Les adultes atteints de surpoids ou d'obésité et de diabète de type 2 qui reçoivent le médicament inhibiteur du cotransporteur de glucose de sodium (SGLT-2) dapagliflozine aux côtés de la restriction modérée des calories atteignent des taux de rémission beaucoup plus élevés par rapport à la restriction des calories seule, trouve un essai publié par Le BMJ.
Les chercheurs disent que cette étude fournit une stratégie pratique pour réaliser la rémission pour les patients atteints de diabète de type 2 précoce.
Le diabète de type 2 affecte plus de 400 millions d'adultes dans le monde.
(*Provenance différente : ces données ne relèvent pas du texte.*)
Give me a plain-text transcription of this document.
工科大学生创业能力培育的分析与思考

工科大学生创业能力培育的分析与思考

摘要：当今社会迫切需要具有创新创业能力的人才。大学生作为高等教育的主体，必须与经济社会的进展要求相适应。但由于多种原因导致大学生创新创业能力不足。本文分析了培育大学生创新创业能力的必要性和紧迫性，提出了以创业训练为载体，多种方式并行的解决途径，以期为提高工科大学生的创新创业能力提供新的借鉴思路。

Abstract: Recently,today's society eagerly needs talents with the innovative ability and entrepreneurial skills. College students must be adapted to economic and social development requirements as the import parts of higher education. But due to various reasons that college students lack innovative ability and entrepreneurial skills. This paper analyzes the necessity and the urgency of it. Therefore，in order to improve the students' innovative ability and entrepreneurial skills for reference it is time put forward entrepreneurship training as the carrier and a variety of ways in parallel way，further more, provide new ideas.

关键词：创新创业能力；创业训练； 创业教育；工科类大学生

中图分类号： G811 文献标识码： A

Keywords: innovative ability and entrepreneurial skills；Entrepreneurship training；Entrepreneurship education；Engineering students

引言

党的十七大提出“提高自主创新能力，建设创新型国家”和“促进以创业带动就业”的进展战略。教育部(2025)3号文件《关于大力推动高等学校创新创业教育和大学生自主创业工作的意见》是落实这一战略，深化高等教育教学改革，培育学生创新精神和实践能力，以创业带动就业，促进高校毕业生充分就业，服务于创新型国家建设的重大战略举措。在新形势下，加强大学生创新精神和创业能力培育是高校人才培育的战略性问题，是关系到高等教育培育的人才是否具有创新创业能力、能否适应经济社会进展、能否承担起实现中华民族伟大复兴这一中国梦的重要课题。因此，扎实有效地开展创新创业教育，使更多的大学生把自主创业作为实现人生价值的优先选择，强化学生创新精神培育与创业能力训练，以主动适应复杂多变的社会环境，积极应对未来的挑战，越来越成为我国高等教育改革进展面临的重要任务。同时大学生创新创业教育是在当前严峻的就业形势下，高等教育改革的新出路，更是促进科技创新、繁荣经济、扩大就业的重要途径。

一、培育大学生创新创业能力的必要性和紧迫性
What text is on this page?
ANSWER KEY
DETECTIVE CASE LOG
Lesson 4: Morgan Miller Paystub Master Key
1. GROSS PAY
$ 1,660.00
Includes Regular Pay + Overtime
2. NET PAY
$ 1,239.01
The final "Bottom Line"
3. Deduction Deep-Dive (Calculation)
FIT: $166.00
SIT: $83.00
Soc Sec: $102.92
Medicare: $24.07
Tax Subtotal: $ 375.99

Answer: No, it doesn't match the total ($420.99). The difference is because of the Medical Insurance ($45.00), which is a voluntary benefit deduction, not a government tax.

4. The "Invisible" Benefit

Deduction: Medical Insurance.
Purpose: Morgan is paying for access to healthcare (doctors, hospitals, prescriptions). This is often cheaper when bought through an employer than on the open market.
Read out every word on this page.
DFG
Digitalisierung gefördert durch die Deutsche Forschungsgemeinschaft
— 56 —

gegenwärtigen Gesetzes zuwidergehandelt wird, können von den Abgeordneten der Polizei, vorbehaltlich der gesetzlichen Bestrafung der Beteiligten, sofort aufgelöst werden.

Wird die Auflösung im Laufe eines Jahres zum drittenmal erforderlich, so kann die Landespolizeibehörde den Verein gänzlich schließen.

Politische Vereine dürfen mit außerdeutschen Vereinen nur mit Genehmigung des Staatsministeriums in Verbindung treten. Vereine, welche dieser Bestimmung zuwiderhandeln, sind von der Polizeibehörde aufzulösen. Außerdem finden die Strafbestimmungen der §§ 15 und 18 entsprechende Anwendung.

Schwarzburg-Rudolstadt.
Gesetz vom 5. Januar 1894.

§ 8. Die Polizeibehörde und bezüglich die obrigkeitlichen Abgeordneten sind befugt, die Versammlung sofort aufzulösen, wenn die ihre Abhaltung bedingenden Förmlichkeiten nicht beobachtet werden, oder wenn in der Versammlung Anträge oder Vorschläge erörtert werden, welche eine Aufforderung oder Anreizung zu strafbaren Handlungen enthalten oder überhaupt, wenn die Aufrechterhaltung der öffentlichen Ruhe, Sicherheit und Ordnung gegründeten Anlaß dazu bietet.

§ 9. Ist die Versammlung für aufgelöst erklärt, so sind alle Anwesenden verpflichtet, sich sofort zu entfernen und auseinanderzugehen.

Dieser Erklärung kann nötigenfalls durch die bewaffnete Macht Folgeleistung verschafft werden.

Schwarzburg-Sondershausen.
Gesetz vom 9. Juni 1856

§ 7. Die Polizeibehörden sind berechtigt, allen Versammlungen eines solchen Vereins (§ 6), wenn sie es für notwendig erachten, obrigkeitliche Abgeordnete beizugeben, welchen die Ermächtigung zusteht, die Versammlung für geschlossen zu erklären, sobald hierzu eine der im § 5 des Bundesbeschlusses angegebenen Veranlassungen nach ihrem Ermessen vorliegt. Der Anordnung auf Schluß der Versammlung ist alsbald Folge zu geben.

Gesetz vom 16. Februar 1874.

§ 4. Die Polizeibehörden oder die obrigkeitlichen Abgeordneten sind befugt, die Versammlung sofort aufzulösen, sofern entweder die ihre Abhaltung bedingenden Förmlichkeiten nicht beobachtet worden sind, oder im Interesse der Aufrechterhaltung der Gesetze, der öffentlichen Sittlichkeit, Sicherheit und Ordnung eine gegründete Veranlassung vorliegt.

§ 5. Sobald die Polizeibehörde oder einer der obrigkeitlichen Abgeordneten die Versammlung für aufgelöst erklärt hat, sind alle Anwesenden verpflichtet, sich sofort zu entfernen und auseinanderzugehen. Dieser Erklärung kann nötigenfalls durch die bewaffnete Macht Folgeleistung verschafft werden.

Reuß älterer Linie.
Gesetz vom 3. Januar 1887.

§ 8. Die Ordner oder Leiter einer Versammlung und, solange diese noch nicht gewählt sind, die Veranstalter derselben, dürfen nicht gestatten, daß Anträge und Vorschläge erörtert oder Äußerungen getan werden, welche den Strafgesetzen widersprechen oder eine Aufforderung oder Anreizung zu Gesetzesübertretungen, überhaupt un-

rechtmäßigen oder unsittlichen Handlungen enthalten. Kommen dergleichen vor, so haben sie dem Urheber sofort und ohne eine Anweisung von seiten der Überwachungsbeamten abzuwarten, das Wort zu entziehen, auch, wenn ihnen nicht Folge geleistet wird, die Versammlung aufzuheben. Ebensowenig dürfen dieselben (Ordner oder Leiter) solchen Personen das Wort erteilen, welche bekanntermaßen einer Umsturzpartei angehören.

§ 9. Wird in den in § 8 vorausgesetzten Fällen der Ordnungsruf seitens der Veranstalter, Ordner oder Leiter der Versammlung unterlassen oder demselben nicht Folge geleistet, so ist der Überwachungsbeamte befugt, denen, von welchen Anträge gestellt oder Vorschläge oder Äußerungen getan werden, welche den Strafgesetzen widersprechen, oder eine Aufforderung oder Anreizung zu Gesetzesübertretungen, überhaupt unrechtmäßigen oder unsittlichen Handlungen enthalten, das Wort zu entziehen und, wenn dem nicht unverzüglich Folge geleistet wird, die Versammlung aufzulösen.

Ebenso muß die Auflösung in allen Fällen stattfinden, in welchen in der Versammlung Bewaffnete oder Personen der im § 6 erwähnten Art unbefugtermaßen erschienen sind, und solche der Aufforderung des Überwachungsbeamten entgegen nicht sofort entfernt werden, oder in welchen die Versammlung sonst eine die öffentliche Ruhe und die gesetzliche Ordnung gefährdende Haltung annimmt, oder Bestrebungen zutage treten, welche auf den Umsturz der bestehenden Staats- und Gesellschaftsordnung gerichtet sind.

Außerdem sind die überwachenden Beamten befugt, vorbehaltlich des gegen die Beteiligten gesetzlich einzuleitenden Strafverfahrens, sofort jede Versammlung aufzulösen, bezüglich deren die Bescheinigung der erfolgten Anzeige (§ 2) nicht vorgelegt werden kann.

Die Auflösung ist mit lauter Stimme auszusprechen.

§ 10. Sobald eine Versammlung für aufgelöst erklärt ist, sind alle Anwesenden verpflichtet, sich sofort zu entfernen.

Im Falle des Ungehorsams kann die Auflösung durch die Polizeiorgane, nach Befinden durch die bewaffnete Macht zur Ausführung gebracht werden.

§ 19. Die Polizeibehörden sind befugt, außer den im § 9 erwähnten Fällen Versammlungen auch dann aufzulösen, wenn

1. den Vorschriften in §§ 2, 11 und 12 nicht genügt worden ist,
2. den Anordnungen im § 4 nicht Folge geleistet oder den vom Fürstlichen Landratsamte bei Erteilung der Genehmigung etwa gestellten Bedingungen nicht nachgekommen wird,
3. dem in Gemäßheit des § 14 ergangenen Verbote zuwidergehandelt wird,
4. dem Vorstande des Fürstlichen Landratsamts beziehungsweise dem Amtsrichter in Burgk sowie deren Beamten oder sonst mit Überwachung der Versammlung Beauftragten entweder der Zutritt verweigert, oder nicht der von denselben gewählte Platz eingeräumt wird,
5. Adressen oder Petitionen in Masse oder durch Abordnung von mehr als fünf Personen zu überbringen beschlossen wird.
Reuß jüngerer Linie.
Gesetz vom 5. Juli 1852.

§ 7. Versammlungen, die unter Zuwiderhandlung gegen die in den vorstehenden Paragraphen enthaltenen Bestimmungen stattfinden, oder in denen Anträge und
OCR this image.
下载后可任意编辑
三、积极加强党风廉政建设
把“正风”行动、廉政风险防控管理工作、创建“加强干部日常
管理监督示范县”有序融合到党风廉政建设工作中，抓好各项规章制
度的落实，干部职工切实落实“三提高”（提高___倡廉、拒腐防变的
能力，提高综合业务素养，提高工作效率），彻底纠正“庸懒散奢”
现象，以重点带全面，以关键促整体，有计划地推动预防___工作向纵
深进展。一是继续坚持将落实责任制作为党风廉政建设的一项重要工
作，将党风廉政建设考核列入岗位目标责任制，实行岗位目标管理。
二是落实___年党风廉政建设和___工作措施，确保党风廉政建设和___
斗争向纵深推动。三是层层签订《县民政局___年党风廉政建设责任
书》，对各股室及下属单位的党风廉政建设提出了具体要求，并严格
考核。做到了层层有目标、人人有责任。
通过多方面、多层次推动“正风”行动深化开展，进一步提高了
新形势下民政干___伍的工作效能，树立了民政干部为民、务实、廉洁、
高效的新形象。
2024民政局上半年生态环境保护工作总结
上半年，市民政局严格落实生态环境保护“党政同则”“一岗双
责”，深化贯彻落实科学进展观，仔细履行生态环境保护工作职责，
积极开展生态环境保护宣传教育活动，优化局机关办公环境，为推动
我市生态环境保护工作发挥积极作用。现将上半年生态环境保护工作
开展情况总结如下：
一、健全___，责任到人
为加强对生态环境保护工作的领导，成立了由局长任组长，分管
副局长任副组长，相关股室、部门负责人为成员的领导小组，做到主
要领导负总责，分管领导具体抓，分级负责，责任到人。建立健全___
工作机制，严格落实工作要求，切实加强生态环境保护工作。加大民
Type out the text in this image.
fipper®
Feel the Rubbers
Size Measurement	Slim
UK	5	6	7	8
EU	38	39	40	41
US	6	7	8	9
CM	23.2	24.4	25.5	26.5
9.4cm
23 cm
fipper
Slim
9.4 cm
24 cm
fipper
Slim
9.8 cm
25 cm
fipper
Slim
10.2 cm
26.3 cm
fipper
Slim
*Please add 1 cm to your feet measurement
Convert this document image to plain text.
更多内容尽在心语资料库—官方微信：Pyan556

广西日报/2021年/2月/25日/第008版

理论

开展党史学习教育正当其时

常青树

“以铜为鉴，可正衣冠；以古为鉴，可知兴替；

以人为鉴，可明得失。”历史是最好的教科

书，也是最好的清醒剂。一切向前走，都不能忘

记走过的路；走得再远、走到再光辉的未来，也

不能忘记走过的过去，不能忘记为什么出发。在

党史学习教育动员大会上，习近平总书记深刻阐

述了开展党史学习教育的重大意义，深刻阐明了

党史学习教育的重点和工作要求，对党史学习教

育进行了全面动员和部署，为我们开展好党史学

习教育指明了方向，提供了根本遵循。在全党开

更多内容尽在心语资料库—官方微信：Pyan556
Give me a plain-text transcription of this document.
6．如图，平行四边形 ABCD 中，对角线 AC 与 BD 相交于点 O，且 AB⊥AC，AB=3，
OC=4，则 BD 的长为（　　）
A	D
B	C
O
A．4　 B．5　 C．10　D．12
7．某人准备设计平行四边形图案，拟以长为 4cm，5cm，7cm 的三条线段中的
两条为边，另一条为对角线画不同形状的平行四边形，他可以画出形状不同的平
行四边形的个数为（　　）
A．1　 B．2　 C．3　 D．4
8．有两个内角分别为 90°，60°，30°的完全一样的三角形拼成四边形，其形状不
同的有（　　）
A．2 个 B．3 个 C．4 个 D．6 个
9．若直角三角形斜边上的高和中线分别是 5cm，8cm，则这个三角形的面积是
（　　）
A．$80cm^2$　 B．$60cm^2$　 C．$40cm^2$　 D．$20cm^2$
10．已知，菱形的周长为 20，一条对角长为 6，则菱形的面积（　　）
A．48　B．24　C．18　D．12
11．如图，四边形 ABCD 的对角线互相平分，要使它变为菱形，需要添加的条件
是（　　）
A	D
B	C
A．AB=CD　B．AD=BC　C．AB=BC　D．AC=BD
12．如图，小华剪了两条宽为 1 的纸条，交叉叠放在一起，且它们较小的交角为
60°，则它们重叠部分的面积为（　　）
Ce n'est pas nécessairement une condition permanente et peut être inversée par une gestion intensive du poids, mais les méthodes les plus efficaces de perte de poids, comme un régime alimentaire très faible ou une chirurgie bariatrique, ne sont pas faciles à mettre en œuvre.
En plus d'aider à réduire la glycémie, les inhibiteurs de SGLT-2 peuvent également entraîner une perte de poids, mais leur effet aux côtés de la restriction des calories sur la rémission du diabète n'a pas encore été étudié dans un essai contrôlé randomisé.
Pour y remédier, les chercheurs ont effectué un essai impliquant 328 patients atteints de diabète de type 2 de moins de six ans de durée dans 16 centres en Chine continentale du 12 juin 2020 au 31 janvier 2023.
Les participants étaient âgés de 20 à 70 ans avec un indice de masse corporelle (IMC) supérieur à 25 et ne prenaient aucun médicament antidiabétique autre que la metformine.
Après avoir exclu les patients ayant une gamme de conditions préexistantes, des antécédents de chirurgie gastrique et ceux qui prennent des médicaments de perte de poids, les participants ont été assignés au hasard à une restriction calorique modérée (réduction de 500 à 750 kcal / jour) avec de la dapagliflozine 10 mg / jour ou placebo pendant 12 mois.
Tous les participants ont reçu des conseils alimentaires tout au long de l'essai, ont été invités à conserver un journal alimentaire et ont été encouragés à être physiquement actifs (150 minutes de marche rapide chaque semaine ou plus de 10 000 pas par jour).
La rémission du diabète a été définie comme le maintien de la glycémie normale pendant au moins deux mois après l'arrêt des médicaments anti-diabétiques.
À 12 mois, 44% des participants à la restriction calorique plus le groupe dapagliflozine étaient en rémission, contre 28% dans le groupe placebo, et il y avait une réduction significativement plus importante du poids corporel et de la résistance à l'insuline dans le groupe de dapagliflozine. Les résultats ont également montré des avantages de la dapagliflozine sur la masse grasse corporelle, la pression artérielle systolique et le taux de cholestérol.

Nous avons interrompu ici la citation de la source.